Hello everyone! How are you doing? It’s been a long time since I posted my last content here on my blog, but I hope I can get back to it and be more consistent during this summer! So two weeks ago I had my OSCE exam, which is a practical exam testing all your clinical skills. Every country has their own interpretation of OSCE. We had 15 stations to prepare for, including gynaecology, pathology, diabetes, electrolytes, resuscitating on adults and children/babies, microbiology, virology, diagnostic of the joints lab diagnostic, bedside tests, ECG, GI, Surgery, operative risks and conversational skills.
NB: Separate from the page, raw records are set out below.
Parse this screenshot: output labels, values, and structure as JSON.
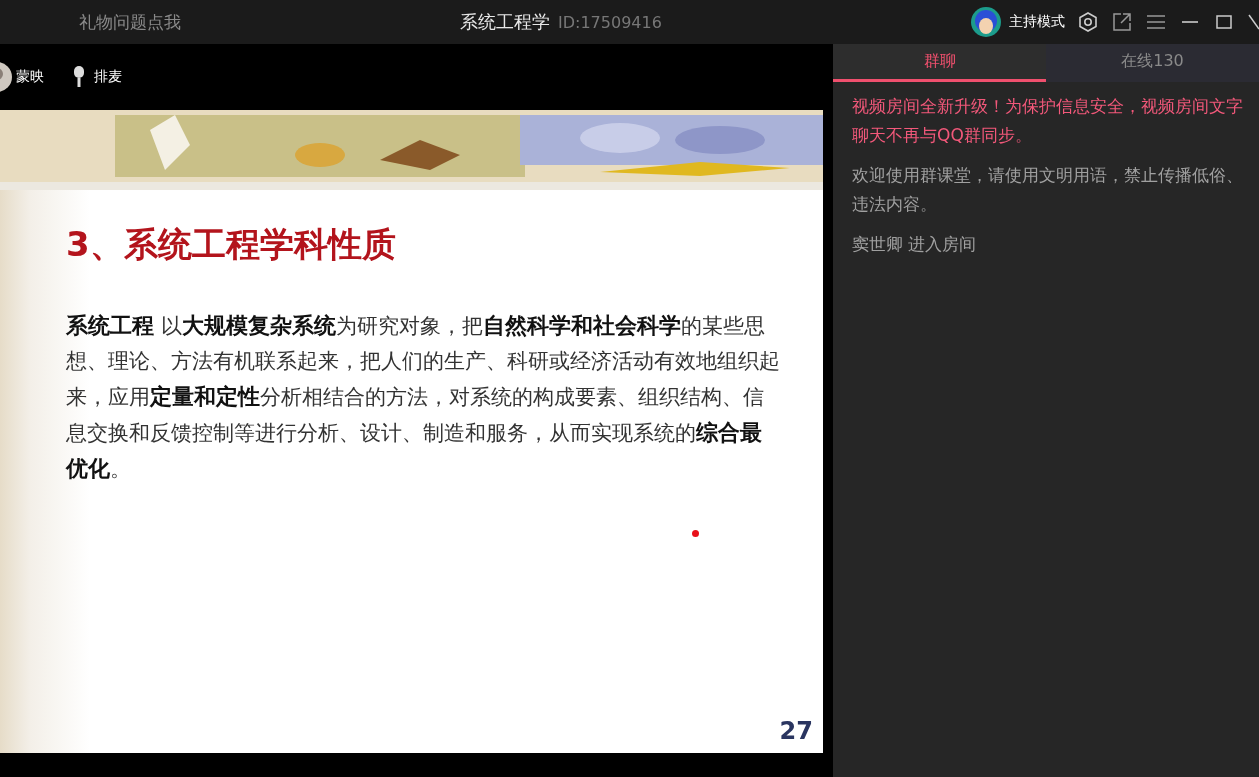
{
  "window": {
    "gift_link": "礼物问题点我",
    "title": "系统工程学",
    "room_id": "ID:17509416",
    "host_mode": "主持模式"
  },
  "stage": {
    "presenter": "蒙映",
    "queue_label": "排麦"
  },
  "slide": {
    "heading": "3、系统工程学科性质",
    "body": "**系统工程** 以**大规模复杂系统**为研究对象，把**自然科学和社会科学**的某些思想、理论、方法有机联系起来，把人们的生产、科研或经济活动有效地组织起来，应用**定量和定性**分析相结合的方法，对系统的构成要素、组织结构、信息交换和反馈控制等进行分析、设计、制造和服务，从而实现系统的**综合最优化**。",
    "page": "27"
  },
  "tabs": [
    {
      "label": "群聊",
      "selected": true
    },
    {
      "label": "在线130",
      "selected": false
    }
  ],
  "messages": [
    {
      "kind": "notice",
      "text": "视频房间全新升级！为保护信息安全，视频房间文字聊天不再与QQ群同步。"
    },
    {
      "kind": "system",
      "text": "欢迎使用群课堂，请使用文明用语，禁止传播低俗、违法内容。"
    },
    {
      "kind": "system",
      "text": "窦世卿 进入房间"
    }
  ]
}
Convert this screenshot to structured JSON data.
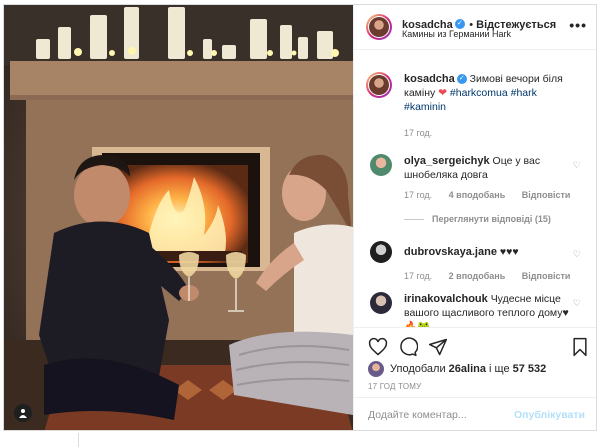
{
  "post": {
    "username": "kosadcha",
    "follow_label": "Відстежується",
    "location": "Камины из Германии Hark",
    "caption_user": "kosadcha",
    "caption_text": "Зимові вечори біля каміну",
    "caption_emoji": "❤",
    "caption_tags": [
      "#harkcomua",
      "#hark",
      "#kaminin"
    ],
    "caption_time": "17 год."
  },
  "comments": [
    {
      "user": "olya_sergeichyk",
      "text": "Оце у вас шнобеляка довга",
      "time": "17 год.",
      "likes": "4 вподобань",
      "reply": "Відповісти",
      "view_replies": "Переглянути відповіді (15)"
    },
    {
      "user": "dubrovskaya.jane",
      "text": "♥♥♥",
      "time": "17 год.",
      "likes": "2 вподобань",
      "reply": "Відповісти"
    },
    {
      "user": "irinakovalchouk",
      "text": "Чудесне місце вашого щасливого теплого дому♥🔥🐸"
    }
  ],
  "likes": {
    "prefix": "Уподобали",
    "user": "26alina",
    "suffix": "і ще",
    "count": "57 532"
  },
  "posted_ago": "17 ГОД ТОМУ",
  "add_comment": {
    "placeholder": "Додайте коментар...",
    "publish": "Опублікувати"
  },
  "icons": {
    "like": "heart-icon",
    "comment": "comment-icon",
    "share": "share-icon",
    "save": "bookmark-icon",
    "more": "more-icon",
    "tag": "user-tag-icon"
  },
  "colors": {
    "link": "#00376b",
    "verified": "#3897f0",
    "muted": "#8e8e8e",
    "publish": "#b2dffc",
    "heart": "#ed4956"
  }
}
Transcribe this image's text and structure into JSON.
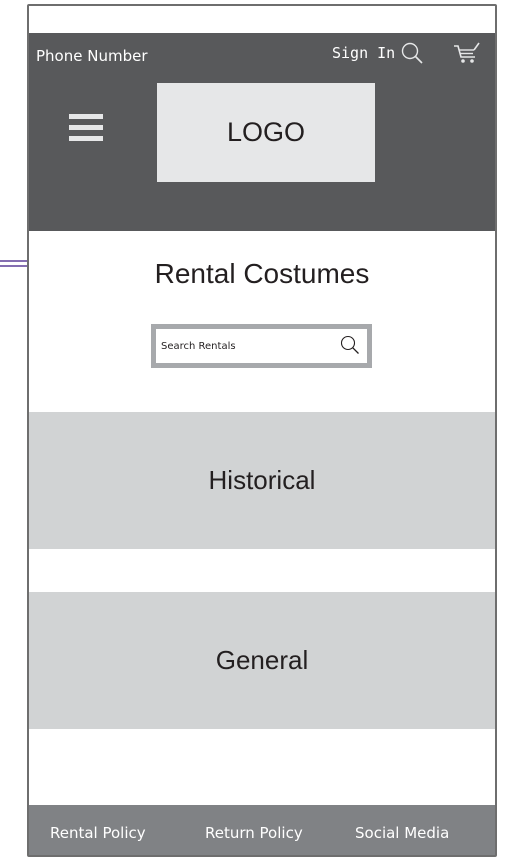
{
  "header": {
    "phone_label": "Phone Number",
    "sign_in_label": "Sign In",
    "search_icon": "search-icon",
    "cart_icon": "cart-icon",
    "menu_icon": "hamburger-menu-icon",
    "logo_text": "LOGO"
  },
  "main": {
    "title": "Rental Costumes",
    "search": {
      "placeholder": "Search Rentals",
      "value": "",
      "icon": "search-icon"
    },
    "categories": [
      {
        "label": "Historical"
      },
      {
        "label": "General"
      }
    ]
  },
  "footer": {
    "links": [
      {
        "label": "Rental Policy"
      },
      {
        "label": "Return Policy"
      },
      {
        "label": "Social Media"
      }
    ]
  },
  "colors": {
    "header_bg": "#58595b",
    "logo_bg": "#e6e7e8",
    "category_bg": "#d1d3d4",
    "search_border": "#a7a9ac",
    "footer_bg": "#808285",
    "annotation_arrow": "#5b3f97"
  }
}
We had a maximum of 5 minutes on each station where we had to read the instruction and then answer the questions and presenting the asked skill practically due an one to one conversation with a doctor or professor. It was a stressful experience as you can imagine, but the stuff we learned for that exam was super helpful. I honestly think that OSCE is one of the most meaningful exams I had in Med school so far. Passing OSCE is a requirement on our Uni to step up into 5th year and there is only one test date available this year – so that meant that if we don’t pass, we must take a year off school!
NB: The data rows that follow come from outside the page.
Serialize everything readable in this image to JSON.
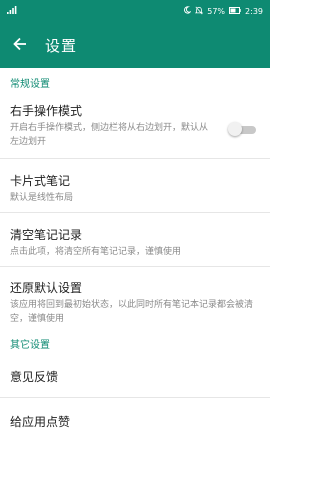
{
  "statusbar": {
    "signal_icon": "signal-icon",
    "moon_icon": "moon-icon",
    "mute_icon": "bell-mute-icon",
    "battery_percent": "57%",
    "battery_icon": "battery-icon",
    "time": "2:39"
  },
  "appbar": {
    "back_icon": "arrow-back-icon",
    "title": "设置"
  },
  "sections": {
    "general": {
      "header": "常规设置"
    },
    "other": {
      "header": "其它设置"
    }
  },
  "items": {
    "right_hand": {
      "title": "右手操作模式",
      "desc": "开启右手操作模式，侧边栏将从右边划开，默认从左边划开",
      "toggle_on": false
    },
    "card_note": {
      "title": "卡片式笔记",
      "desc": "默认是线性布局"
    },
    "clear_notes": {
      "title": "清空笔记记录",
      "desc": "点击此项，将清空所有笔记记录，谨慎使用"
    },
    "restore_default": {
      "title": "还原默认设置",
      "desc": "该应用将回到最初始状态，以此同时所有笔记本记录都会被清空，谨慎使用"
    },
    "feedback": {
      "title": "意见反馈"
    },
    "like_app": {
      "title": "给应用点赞"
    }
  },
  "colors": {
    "primary": "#0e8a72",
    "section_header": "#0e8a72",
    "toggle_track_off": "#c8c8c8"
  }
}
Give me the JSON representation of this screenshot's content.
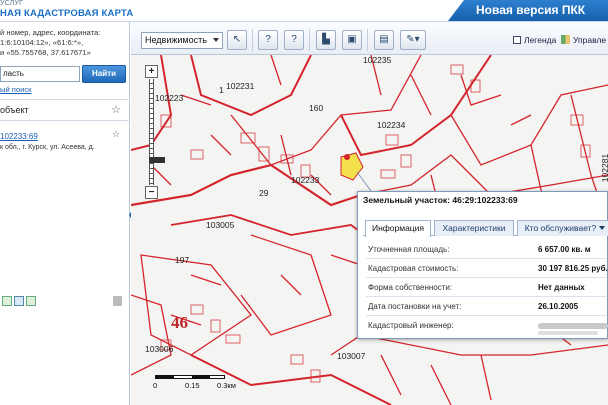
{
  "header": {
    "brand_top": "УСЛУГ",
    "brand_title": "НАЯ КАДАСТРОВАЯ КАРТА",
    "new_version": "Новая версия ПКК"
  },
  "left_panel": {
    "hint_lines": [
      "й номер, адрес, координата:",
      "1:6:10104:12», «61:6:*»,",
      "и «55.755768, 37.617671»"
    ],
    "search_value": "ласть",
    "find_label": "Найти",
    "advanced_link": "ый поиск",
    "objects_header": "объект",
    "object_link": "102233:69",
    "object_address": [
      "к обл., г. Курск, ул. Асеева, д."
    ]
  },
  "toolbar": {
    "layer_select": "Недвижимость",
    "legend_label": "Легенда",
    "manage_label": "Управле"
  },
  "map": {
    "labels": [
      {
        "text": "102231"
      },
      {
        "text": "102223"
      },
      {
        "text": "160"
      },
      {
        "text": "102235"
      },
      {
        "text": "102234"
      },
      {
        "text": "102233"
      },
      {
        "text": "102281"
      },
      {
        "text": "103005"
      },
      {
        "text": "197"
      },
      {
        "text": "29"
      },
      {
        "text": "103006"
      },
      {
        "text": "103007"
      },
      {
        "text": "1"
      }
    ],
    "region_number": "46",
    "scale_labels": [
      "0",
      "0.15",
      "0.3км"
    ]
  },
  "popup": {
    "title": "Земельный участок: 46:29:102233:69",
    "tabs": [
      "Информация",
      "Характеристики",
      "Кто обслуживает?"
    ],
    "rows": [
      {
        "key": "Уточненная площадь:",
        "value": "6 657.00 кв. м"
      },
      {
        "key": "Кадастровая стоимость:",
        "value": "30 197 816.25 руб."
      },
      {
        "key": "Форма собственности:",
        "value": "Нет данных"
      },
      {
        "key": "Дата постановки на учет:",
        "value": "26.10.2005"
      },
      {
        "key": "Кадастровый инженер:",
        "value": ""
      }
    ]
  },
  "colors": {
    "accent": "#1a6fc4",
    "parcel_line": "#d4242c",
    "highlight": "#f4e04d"
  }
}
Luckily, we got our results two days ago, so I can officially say that with OSCE, my 4th year of Medical school came to an end.
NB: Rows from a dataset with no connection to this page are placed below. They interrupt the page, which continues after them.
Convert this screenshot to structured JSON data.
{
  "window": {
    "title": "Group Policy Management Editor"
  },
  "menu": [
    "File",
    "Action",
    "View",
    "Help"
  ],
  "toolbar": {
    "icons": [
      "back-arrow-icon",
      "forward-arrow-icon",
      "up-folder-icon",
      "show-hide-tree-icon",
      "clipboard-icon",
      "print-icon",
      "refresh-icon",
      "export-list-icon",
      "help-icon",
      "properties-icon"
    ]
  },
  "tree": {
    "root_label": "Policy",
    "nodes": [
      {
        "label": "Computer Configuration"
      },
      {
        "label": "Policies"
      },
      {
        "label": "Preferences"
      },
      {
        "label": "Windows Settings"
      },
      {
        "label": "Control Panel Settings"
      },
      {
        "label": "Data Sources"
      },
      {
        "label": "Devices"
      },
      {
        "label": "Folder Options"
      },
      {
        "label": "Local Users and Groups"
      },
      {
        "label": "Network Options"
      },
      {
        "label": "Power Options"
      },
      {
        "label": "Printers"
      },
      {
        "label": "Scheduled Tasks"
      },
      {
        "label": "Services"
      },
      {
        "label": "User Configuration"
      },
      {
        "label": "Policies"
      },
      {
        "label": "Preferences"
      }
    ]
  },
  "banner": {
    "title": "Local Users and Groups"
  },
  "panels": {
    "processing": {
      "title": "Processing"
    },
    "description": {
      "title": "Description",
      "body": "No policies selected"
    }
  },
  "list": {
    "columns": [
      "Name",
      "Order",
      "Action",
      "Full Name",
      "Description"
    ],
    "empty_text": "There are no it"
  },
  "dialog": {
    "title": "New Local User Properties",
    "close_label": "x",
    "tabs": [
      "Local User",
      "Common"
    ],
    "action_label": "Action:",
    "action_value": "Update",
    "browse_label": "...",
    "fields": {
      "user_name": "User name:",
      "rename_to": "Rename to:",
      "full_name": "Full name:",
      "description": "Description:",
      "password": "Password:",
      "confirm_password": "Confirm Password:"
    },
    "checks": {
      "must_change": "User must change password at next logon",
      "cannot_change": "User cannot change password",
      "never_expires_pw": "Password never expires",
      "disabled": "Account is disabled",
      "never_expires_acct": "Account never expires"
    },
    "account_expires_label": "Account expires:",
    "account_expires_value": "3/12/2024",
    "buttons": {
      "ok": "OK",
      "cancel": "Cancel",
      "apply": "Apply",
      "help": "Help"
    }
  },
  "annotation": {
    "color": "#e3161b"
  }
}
This year was the most relaxing academical year I had so far. The winter semester started of with Public Health, a subject which I (to my own surprise) found very interesting. We talked about cultural differences in handling with illness and death, potential pathogen in our day to day lives and in workplaces, and we learned about the generell health care systems and their differences. Then we had a little bit of Internal Medicine where we covered basically every organ system and had a pretty stressful ECG oral exam afterwards. I also took my very last pharmacology exam of med school (we celebrated big time) on psychiatric drugs as well as anesthetics.
During that semester, I also finally found a topic for my Diploma thesis at the Pediatric Cardiology Department at my Uni! I started meeting with my supervisor very frequently and wrote a huge chunk of the thesis during winter. Starting my thesis felt amazing and was quite liberating. I was in charge of what I do when and everything was completely in my hands which was a nice change for me as we don’t get that that often in Uni.
After Christmas, we had a three weeks marathon session of Dermatology. Our Seminars started everyday at 8:15 am and run until 11:30 and they we’re pretty much set like a lecture. I found Dermatology extremely interesting and although the setting sometimes became quite tiring (I’m not a lecture person), I found that it was so well organized by our Uni and I learned a hell lot. February came, and that month was supposed to be my dedicated study month for our exam, which is called SIP4. It covered Public Health, Internal Medicine, Surgery, Dermatology, and Pain management. We had the whole month off school, but as I shared here a while ago, I got super ill. Somehow, I managed to study through and luckily pass my exam!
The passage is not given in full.